Uzak olması fiyatın uygun olmasına tabi ki de etki etmişti. Şehre epey uzaktı.Kimsenin olmadığı ormanımsız yerde her gece yürüyüşe çıkıyordu enes. Sevdiği müzikleri dinleyerek düşüncelerden uzaklaşarak sakin bir yürüyüşü hakettiğini düşünüyordu. O kadar hissizde olsa. Kulağına hoş gelen şarkılar elbette vardı.
2 hafta olmuştu taşınalı. Diğer evlerin camlarında satılık ve kiralık yazıları uzun zamandır durmasına rahmen. Birinin yazısı bu sabah yoktu.
Enes sabah ki yürüyüşüne çıktığında fark etmişti. Koskocaman kiralık yazısı kaldırılmıştı.
Bu çevrede uzun zamandır kimsenin olmadığı ve tercih sırasında en sona dahi alınmayan yerin kendisini gelmesiyle taliplisi çıkmıştı.Yürüyüşünü tamamladıktan sonra evinin yolunu tuttu.
O kiralık yazısının kaldırıldığı evde hareketlenme vardı.
Eşyalar taşınıyordu.
Bu sabah kaldırılan yazı.. ve hemen taşınma işlemleri. Neden olaylar bu kadar hızlı ilerliyordu ki. Şüpheye düşmüştü Enes ama umursamdan evine girdi.Acıktığını hissettiğinde mutfağa girmek için ayaklandığı sırada kapısının çalmasıyla şaşırmıştı.
Normal yaşadığı.. şehir içinde olan evinde bile kapısı hiç çalmamıştı fakat burda daha evine tamamen taşınmadığını düşündüğü kişi kapısını çalmıştı.
En azından o eve taşındığını düşündüğü kişi olduğunu düşündü kapının diğer tarafında ısrarla zille cebelleşen kişinin.Kapıyı açtığında yüzünde koskocaman bir gülümsemeyle saçlarının görmesini engellemeye yüz tutmuş birisini görmeyi planlamıyordu. İçinden saçlarını görmeme yolunda mı uzatıyorsun demek geçmişti.
Neden saçları bu kadar uzundu ki.

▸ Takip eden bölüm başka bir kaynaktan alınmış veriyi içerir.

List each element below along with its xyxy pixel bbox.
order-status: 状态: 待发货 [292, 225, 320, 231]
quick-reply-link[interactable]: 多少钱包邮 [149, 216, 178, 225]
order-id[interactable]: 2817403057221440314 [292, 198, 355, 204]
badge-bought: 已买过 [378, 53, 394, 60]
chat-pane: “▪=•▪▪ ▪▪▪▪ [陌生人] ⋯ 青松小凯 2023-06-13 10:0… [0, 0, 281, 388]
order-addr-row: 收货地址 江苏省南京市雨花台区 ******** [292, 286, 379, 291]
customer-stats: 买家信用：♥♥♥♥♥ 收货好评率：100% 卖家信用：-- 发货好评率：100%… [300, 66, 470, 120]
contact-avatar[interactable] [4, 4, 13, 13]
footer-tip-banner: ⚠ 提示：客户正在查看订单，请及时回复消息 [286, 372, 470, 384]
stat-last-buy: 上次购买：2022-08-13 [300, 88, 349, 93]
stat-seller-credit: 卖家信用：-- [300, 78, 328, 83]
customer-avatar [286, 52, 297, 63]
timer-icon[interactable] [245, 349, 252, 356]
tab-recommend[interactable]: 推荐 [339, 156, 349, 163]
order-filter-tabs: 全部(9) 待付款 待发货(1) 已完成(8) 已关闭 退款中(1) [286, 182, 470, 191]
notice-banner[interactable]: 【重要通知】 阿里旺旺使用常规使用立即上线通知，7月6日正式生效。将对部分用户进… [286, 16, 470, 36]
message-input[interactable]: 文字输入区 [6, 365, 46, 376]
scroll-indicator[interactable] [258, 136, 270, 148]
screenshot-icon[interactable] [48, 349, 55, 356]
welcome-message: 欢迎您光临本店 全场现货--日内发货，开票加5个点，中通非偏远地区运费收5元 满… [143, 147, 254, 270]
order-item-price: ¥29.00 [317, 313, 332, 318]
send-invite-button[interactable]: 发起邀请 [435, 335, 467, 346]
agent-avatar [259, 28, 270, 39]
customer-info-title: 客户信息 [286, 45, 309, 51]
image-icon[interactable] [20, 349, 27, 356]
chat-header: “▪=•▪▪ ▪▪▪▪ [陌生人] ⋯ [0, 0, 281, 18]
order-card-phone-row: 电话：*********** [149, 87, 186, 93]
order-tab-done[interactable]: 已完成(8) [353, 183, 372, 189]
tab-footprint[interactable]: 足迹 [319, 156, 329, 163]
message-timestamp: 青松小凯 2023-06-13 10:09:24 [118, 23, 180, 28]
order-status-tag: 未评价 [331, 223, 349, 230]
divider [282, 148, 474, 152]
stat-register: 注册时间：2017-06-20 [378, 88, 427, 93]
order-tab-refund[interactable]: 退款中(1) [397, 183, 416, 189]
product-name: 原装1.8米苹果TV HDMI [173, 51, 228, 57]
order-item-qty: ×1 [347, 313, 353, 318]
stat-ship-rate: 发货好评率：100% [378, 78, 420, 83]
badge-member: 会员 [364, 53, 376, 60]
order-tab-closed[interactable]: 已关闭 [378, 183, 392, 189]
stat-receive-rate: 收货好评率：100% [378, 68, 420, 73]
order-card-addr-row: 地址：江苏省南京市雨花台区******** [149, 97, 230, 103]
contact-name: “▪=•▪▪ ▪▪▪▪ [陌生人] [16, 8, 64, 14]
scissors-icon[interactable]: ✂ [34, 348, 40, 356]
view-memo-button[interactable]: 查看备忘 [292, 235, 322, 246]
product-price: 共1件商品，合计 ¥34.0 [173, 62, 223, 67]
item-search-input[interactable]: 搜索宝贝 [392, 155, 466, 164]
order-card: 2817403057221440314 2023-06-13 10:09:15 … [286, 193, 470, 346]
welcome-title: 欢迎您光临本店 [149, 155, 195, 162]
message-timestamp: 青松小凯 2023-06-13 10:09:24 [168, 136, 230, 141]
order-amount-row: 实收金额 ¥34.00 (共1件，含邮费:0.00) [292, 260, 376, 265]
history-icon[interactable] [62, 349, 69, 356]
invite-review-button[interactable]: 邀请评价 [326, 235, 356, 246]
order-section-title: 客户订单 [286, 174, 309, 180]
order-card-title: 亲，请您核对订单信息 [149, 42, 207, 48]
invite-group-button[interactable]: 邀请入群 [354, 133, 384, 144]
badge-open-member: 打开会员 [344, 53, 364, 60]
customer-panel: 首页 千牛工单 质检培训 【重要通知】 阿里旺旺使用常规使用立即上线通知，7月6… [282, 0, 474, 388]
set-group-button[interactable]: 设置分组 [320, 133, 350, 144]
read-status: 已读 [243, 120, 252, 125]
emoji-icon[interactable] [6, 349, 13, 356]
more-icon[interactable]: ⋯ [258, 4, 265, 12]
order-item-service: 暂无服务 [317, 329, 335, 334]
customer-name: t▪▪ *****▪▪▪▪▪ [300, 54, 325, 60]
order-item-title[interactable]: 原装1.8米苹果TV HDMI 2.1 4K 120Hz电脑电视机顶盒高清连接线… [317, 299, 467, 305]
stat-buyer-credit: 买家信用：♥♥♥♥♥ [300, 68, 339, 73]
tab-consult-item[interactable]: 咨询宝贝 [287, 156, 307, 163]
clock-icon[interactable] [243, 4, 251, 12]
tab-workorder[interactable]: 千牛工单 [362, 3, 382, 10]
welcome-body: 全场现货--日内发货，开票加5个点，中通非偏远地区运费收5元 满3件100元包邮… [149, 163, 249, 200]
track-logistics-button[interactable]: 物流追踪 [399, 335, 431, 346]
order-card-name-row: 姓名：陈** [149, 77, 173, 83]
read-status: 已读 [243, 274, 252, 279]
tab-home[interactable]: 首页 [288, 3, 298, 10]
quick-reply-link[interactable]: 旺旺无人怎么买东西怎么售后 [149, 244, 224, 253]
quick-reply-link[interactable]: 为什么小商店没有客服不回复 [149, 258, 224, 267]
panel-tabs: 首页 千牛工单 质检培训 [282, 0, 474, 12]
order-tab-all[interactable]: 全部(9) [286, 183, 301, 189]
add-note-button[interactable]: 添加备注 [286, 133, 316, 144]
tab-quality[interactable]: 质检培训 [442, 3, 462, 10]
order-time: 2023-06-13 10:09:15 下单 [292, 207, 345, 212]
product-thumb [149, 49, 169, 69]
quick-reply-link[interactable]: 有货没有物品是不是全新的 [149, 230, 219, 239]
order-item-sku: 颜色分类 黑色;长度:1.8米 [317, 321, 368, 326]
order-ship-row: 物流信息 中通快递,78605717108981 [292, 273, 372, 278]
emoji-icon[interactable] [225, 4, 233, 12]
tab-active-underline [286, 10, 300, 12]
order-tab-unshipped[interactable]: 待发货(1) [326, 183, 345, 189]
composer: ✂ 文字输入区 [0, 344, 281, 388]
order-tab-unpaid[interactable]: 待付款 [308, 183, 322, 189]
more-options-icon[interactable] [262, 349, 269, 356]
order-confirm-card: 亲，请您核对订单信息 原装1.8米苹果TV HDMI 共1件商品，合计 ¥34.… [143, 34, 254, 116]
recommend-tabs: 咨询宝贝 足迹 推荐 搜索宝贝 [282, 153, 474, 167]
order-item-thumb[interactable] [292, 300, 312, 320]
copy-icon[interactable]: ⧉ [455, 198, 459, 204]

Uzun olmasını geçtim hepsini gözlerinin üstüne bizzat getirmişe benziyorlardı.
Dünya'yı görmek istemeyen bir insan psikolojisi olduğunu düşündü.Karşısında ki beden konuşmaya başlayana kadar bir sürü şey düşündü Enes. İstemeden beyni sürekli düşünüyordu. Engelleyemiyordu bunu.. bu yüzden fazla yoruluyordu işte.
Karşısında sabırsızla konuşmaya başlayan kişi. Kendini tanıttığında. Enes'inde kendini tanıtmasını istemişti. Fakat Enes sadece 'ben Enes' demekle yetinmişti.
Adının Kaya olduğunu öğrenen Enes iletişim kurmak istemiyormuş edasıyla ve bütün soğukkanlılığıyla onun hevesinin geçmesini ve bir an önce defolup gitmesini bekledi.'Beni içeri almıcak mısın Enes?'
Kafasını olumsuz cevap alıcağını ama bunu istemediğini belli edercesine tedirgin bir şekilde kaşımıştı.
'Hayır'
Suratı ifadesizce karşısında kinin ne yapmaya çalıştığı anlamaya çalılıyordu.
'Neden peki beni sevmedin mi? Birlikte zaman geçirirdik. Daha çok tanırdık birbirmizi..' hala isteği devam ediyor ısrarla pes etmiyordu Kaya denen çocuk.
'Tanışmak istemiyorum. Beynim farklı şeyleri keşfetmek istemiyor. Neden bu kadar isteklisin. Git evini yerleştirsene.'
Enes fazla kırıcıydı.
İstemesede sözlerini her zaman ki gibi seçmeden dobra bir şekilde dile getirmişti.
Kaya'nın suratı düşmüştü.
Fakat bunu umursayan biri yoktu karşısında.
Bunu fark ettiğinde pes etmişti işte.